The series of tests that we offer to fully evaluate your balance system include:
• Eletronystagmography (ENG)   (coming soon)
• Computerized Dynamic Posturography (CDP) (coming soon)
• Vestibular Autorotation Testing (VAT) (coming soon)
• Audiogram  (coming soon)
• Tympanometry  (coming soon)

What types of problems can I have with my balance system?
Specific balance disorders or problems are typically characterized by the part of your balance system that is affected, but can also include disease processes that cause those deficits or disorders. The two most common disorders that are not characterized by the deficits found in the testing process are Meniere’s Disease and Benign Paroxysmal Positional Vertigo (BPPV).

Now that I know what type of Balance Disorder I have, what can I do about it?
In the past, the accepted treatment for most balance disorders was to suggest that patients try to remain active and the problem will eventually “go away” or to decrease the symptoms through the use of medication. The most popular medications for dizziness are Antivert (Meclizine) or low doses of Valium. These medications are considered Vestibular Supressants which means that they act to “numb” your balance system, much like pain medications “numb” pain. The drawback to these medications is the fact that they only give symptomatic relief, if any relief. They do not act to correct the balance conflict and can actually make a patient more prone to falls or balance problems if used continuously over long periods.
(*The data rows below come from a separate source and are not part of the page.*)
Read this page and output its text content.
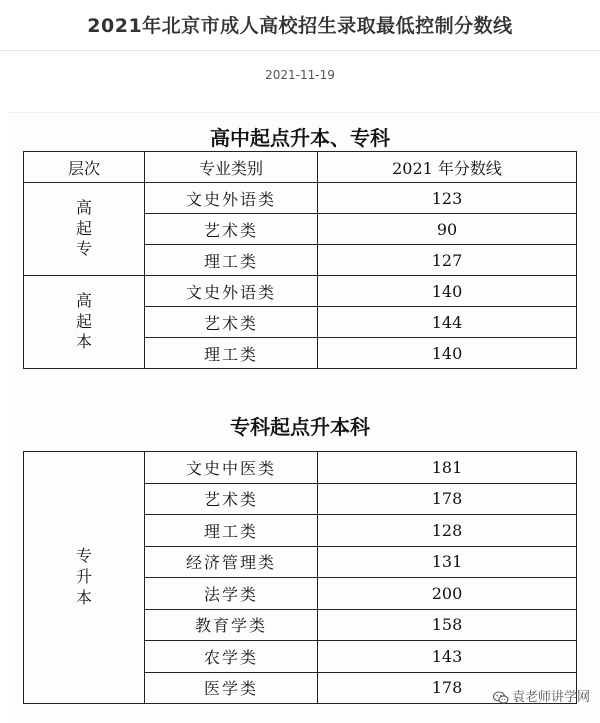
2021年北京市成人高校招生录取最低控制分数线
2021-11-19
高中起点升本、专科
层次	专业类别	2021 年分数线

高
起
专	文史外语类	123
	艺术类	90
	理工类	127

高
起
本	文史外语类	140
	艺术类	144
	理工类	140
专科起点升本科
专
升
本	文史中医类	181
	艺术类	178
	理工类	128
	经济管理类	131
	法学类	200
	教育学类	158
	农学类	143
	医学类	178
袁老师讲学网
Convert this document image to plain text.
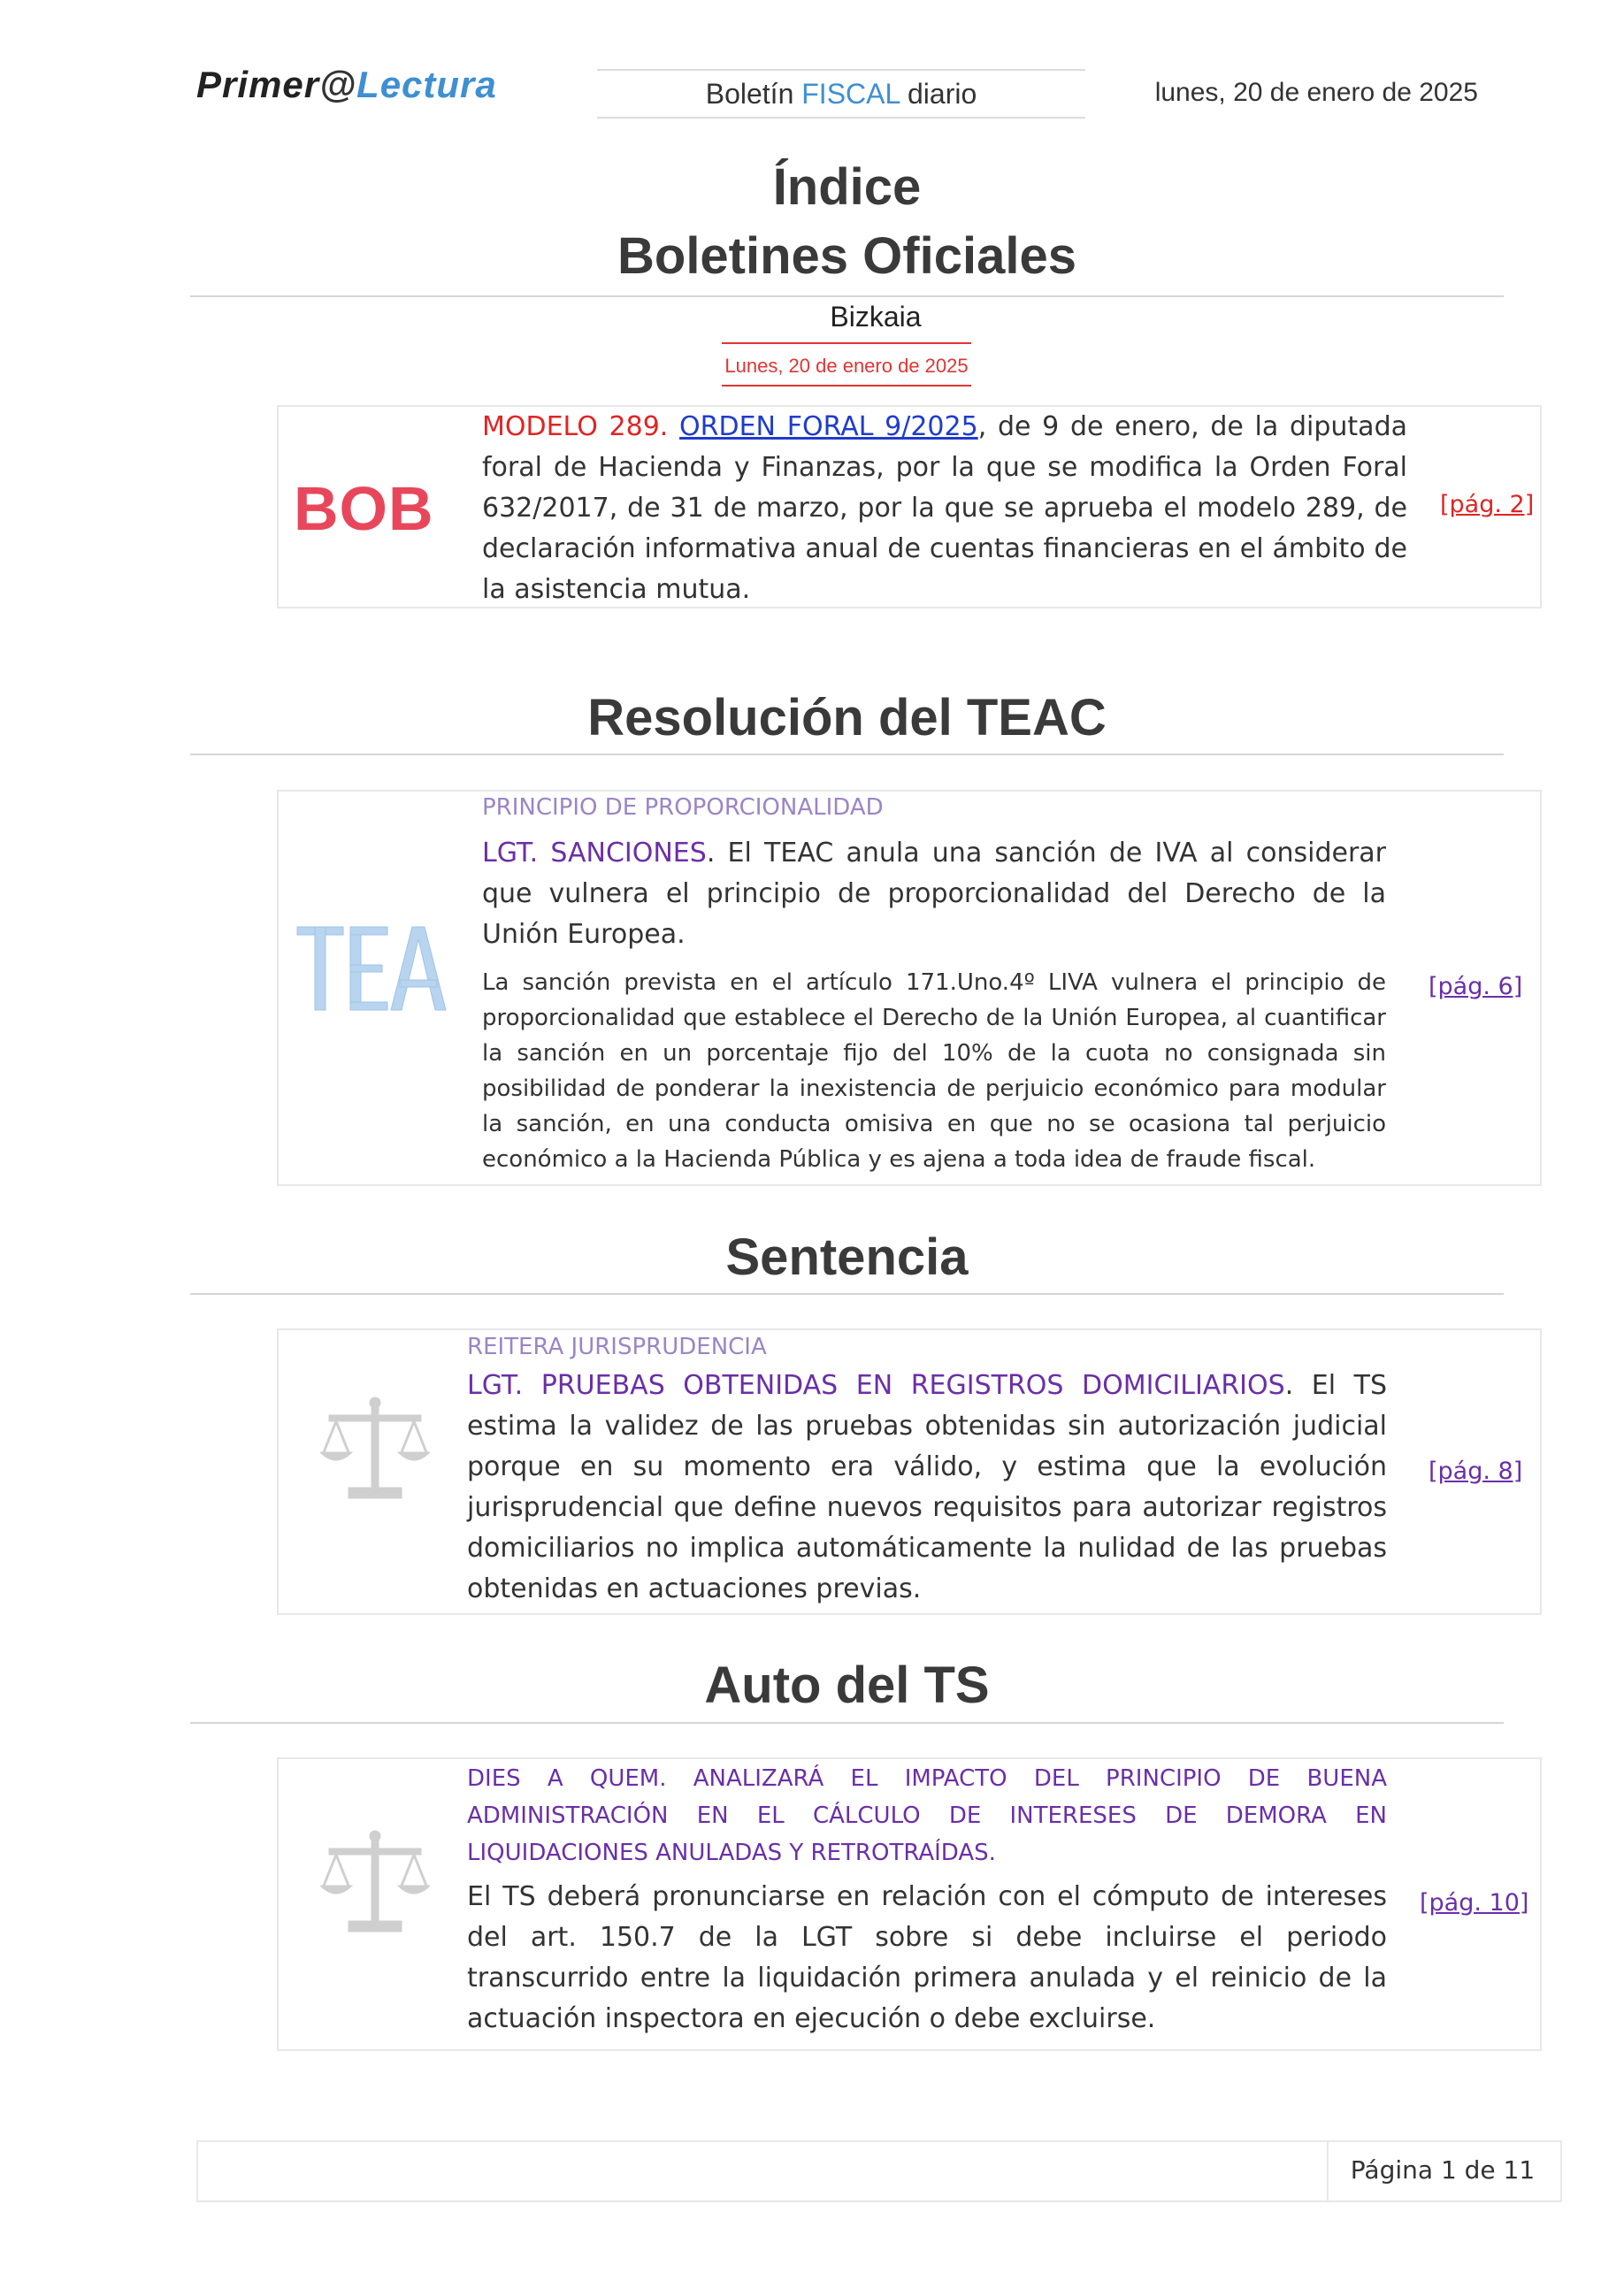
Primer@Lectura	Boletín FISCAL diario	lunes, 20 de enero de 2025
Índice
Boletines Oficiales
Bizkaia
Lunes, 20 de enero de 2025
BOB
MODELO 289. ORDEN FORAL 9/2025, de 9 de enero, de la diputada foral de Hacienda y Finanzas, por la que se modifica la Orden Foral 632/2017, de 31 de marzo, por la que se aprueba el modelo 289, de declaración informativa anual de cuentas financieras en el ámbito de la asistencia mutua.
[pág. 2]
Resolución del TEAC
PRINCIPIO DE PROPORCIONALIDAD
LGT. SANCIONES. El TEAC anula una sanción de IVA al considerar que vulnera el principio de proporcionalidad del Derecho de la Unión Europea.
La sanción prevista en el artículo 171.Uno.4º LIVA vulnera el principio de proporcionalidad que establece el Derecho de la Unión Europea, al cuantificar la sanción en un porcentaje fijo del 10% de la cuota no consignada sin posibilidad de ponderar la inexistencia de perjuicio económico para modular la sanción, en una conducta omisiva en que no se ocasiona tal perjuicio económico a la Hacienda Pública y es ajena a toda idea de fraude fiscal.
[pág. 6]
Sentencia
REITERA JURISPRUDENCIA
LGT. PRUEBAS OBTENIDAS EN REGISTROS DOMICILIARIOS. El TS estima la validez de las pruebas obtenidas sin autorización judicial porque en su momento era válido, y estima que la evolución jurisprudencial que define nuevos requisitos para autorizar registros domiciliarios no implica automáticamente la nulidad de las pruebas obtenidas en actuaciones previas.
[pág. 8]
Auto del TS
DIES A QUEM. ANALIZARÁ EL IMPACTO DEL PRINCIPIO DE BUENA ADMINISTRACIÓN EN EL CÁLCULO DE INTERESES DE DEMORA EN LIQUIDACIONES ANULADAS Y RETROTRAÍDAS.
El TS deberá pronunciarse en relación con el cómputo de intereses del art. 150.7 de la LGT sobre si debe incluirse el periodo transcurrido entre la liquidación primera anulada y el reinicio de la actuación inspectora en ejecución o debe excluirse.
[pág. 10]
Página 1 de 11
Vestibular Rehabilitation... involves the practice of resolving balance disorders through the use of specific prescribed exercises and activities.

The latest techniques in treating balance disorders are utilized in a field of practice called Vestibular Rehabilitation (VR). Vestibular Rehabilitation is a specialty of some Physical and Occupational Therapists that involves the practice of resolving balance disorders through the use of specific prescribed exercises and activities. These exercises and activities vary greatly depending on the level of function required by an individual patient’s daily activities and the specific deficits or problems with a patient’s balance system.

How does Vestibular Rehabilitation Work?
Vestibular Rehabilitation is designed to promote compensation or “natural adjustment” to a wide variety of balance disorders.